Cecidophyopsis ribis is an eriophyid mite which is best known for being a plant parasite, a pest of Ribes species, the genus that includes gooseberries and blackcurrants. It is commonly known as the blackcurrant gall mite or big bud mite. It feeds on the plants' buds, forming galls, and transmits a virus which causes blackcurrant reversion disease. The mite is a serious pest of blackcurrant crops in Europe, but rarely on other continents.

==Biology==
Buds affected by Cecidophyopsis ribis become swollen and globular and fail to develop normally. They are first noticeable in the autumn when they are unpointed and twice as large as normal buds. Inside the bud, between the closely folded leaves, are thousands of small, spherical eggs which later hatch into sausage-shaped mites with short legs near their anterior end. The mites suck sap from the buds and while they are doing so, can transmit the virus that causes blackcurrant reversion disease. The mites are 0.25 mm long. When mature they move out of the buds onto the twigs where they make their way to uninfested buds or may feed on the foliage later in the season causing distortion of the leaves. Crop yields are reduced as a result of the damage they do. The mites are so tiny that they can easily be blown or splashed onto other bushes or carried inadvertently by flying insects. They breed during the summer and autumn, laying their eggs inside new buds. They can also infest the buds of gooseberries, whitecurrants or redcurrants, but in these the affected buds die and "big bud" symptoms do not develop. These alternative host fruit bushes are not susceptible to blackcurrant reversion disease.

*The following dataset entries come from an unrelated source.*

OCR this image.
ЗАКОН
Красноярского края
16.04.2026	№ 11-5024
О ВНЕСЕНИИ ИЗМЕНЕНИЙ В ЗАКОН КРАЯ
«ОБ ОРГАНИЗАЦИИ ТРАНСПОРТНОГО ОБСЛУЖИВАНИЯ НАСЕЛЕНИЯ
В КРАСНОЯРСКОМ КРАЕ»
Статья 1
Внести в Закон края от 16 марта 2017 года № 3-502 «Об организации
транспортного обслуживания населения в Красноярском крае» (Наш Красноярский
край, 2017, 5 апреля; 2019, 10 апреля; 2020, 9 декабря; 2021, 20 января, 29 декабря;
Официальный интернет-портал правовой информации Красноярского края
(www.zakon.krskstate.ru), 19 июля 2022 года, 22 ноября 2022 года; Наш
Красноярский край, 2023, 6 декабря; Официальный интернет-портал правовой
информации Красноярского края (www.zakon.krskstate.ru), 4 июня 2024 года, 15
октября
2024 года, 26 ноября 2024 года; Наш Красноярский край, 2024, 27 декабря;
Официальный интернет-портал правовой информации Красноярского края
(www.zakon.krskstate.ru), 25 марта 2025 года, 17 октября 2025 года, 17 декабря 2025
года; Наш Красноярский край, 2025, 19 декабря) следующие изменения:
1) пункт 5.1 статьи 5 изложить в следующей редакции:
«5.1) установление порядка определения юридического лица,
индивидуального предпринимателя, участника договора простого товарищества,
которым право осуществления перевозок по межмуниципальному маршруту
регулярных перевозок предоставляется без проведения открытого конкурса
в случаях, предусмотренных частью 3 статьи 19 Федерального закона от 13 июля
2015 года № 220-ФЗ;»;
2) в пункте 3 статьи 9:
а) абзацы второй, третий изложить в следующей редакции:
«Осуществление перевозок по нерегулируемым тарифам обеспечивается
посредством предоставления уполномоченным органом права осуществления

==Blackcurrant reversion disease==
The virus causing blackcurrant reversion is transmitted by Cecidophyopsis ribis. The characteristic leaf symptoms are a smaller number of leaf lobes and a decrease in the number of teeth on the serrated edge of the leaves. The flowers also show symptoms, with the buds being less hairy than normal and, in a severe form of the disease present in Russia and Scandinavia, the sepals appearing to be doubled in number to ten. The vigor of the bush is reduced, and fruit yields diminish. Although spread of the mite can be prevented to some extent, badly affected bushes should be destroyed and replaced with virus-free stock.

Until 2019 the virus was found everywhere blackcurrants grew except North America and Australia. However, in 2019 it was detected for the first time in Oregon, United States. Although these mites are the only known vector, the mites themselves have not been found. It is unknown whether something else is vectoring the pathogen or if this evidences another transmission route is working in this area.

==Distribution==
Cecidophyopsis ribis is found mainly in Europe and Asia, but has also reached New Zealand. It is not found in North America or Australia
 and quarantine restrictions apply to the import of susceptible plants.